Traité politique, VIII, §24
Il faut donner aux syndics et à tout fonctionnaire de l’État non un traitement fixe, mais une rémunération calculée de telle sorte qu’ils ne puissent sans grand dommage pour eux-mêmes, mal administrer la chose publique. Il est juste, cela n’est pas douteux, que les fonctionnaires reçoivent un salaire dans l’État aristocratique, puisque la majeure partie de la population est constituée par la plèbe, à la sécurité de laquelle veillent les patriciens, tandis que ceux de la plèbe n’ont à s’occuper que de leurs propres affaires. Mais comme en revanche (voir le § 4 au chapitre VII) nul ne défend la cause d’un autre que s’il croit, ce faisant, consolider sa propre situation, il faut nécessairement arranger les choses de façon que ceux qui ont la charge de l’État, servent le mieux leurs propres intérêts quand ils veillent avec le plus de soin au bien commun.
Traduction Saisset :
Il n’y aura pour les syndics, et en général pour les fonctionnaires, aucun traitement fixe, mais seulement des émoluments combinés de telle façon qu’ils ne puissent mal administrer la république sans un grand dommage pour eux-mêmes. Car il est juste d’une part d’accorder une rémunération aux fonctionnaires publics, la majeure partie des habitants étant peuple et ne s’occupant que de ses affaires privées, tandis que les patriciens seuls s’occupent des affaires publiques et veillent à la sécurité de tous ; mais d’un autre côté (comme nous l’avons dit à l’article 4 du chapitre VII), nul ne défend les intérêts d’autrui qu’autant qu’il croit par là défendre ses intérêts propres, et par conséquent les choses doivent être ainsi disposées que les fonctionnaires publics travaillent d’autant plus à leur bien personnel qu’ils procurent davantage le bien général.
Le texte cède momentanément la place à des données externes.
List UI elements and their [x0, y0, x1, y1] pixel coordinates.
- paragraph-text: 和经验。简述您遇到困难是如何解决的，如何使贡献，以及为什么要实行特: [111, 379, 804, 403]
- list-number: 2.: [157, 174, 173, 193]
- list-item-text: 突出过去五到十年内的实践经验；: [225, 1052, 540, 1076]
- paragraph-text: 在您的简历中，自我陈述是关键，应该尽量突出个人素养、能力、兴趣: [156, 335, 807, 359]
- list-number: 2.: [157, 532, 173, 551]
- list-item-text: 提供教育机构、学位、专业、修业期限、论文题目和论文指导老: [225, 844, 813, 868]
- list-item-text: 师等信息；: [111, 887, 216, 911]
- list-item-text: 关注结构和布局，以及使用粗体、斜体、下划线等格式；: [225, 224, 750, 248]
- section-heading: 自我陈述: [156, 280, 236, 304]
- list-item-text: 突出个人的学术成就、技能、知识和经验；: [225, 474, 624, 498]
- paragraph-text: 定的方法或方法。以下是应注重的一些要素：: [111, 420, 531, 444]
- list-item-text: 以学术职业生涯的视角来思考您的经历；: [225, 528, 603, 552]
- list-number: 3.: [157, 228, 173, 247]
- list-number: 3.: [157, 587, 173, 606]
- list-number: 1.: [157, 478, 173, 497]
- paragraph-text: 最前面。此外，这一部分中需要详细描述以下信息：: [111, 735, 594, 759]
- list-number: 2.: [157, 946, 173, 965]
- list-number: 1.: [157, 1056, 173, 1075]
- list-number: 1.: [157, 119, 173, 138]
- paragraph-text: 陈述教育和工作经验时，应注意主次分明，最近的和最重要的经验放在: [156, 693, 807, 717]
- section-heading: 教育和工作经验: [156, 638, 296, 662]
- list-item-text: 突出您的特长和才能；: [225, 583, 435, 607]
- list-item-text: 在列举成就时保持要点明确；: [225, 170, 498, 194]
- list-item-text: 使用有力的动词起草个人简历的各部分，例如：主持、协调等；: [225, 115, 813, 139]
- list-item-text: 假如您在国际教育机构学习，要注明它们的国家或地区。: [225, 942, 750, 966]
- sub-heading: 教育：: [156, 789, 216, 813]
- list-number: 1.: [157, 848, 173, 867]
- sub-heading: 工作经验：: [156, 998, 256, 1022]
Syndicis, vel cuicumque status ministro stipendium nullum, sed emolumenta decernenda sunt talia, ut non possint sine magno suo damno rempublicam prave administrare. Nam, quod huius imperii ministris aequum sit, vacationis praemium decerni, dubitare non possumus, quia maior huius imperii pars plebs est, cuius securitati Patricii invigilant, dum ipsa nullam reipublicae sed tantum privatae curam habet. Verum quia contra nemo (ut art. 4. cap. 7. diximus) alterius causam defendit, nisi quatenus rem suam eo ipso stabilire credit, res necessario ita ordinandae sunt, ut ministri, qui reipublicae curam habent, tum maxime sibi consulant, cum maxime communi bono invigilant.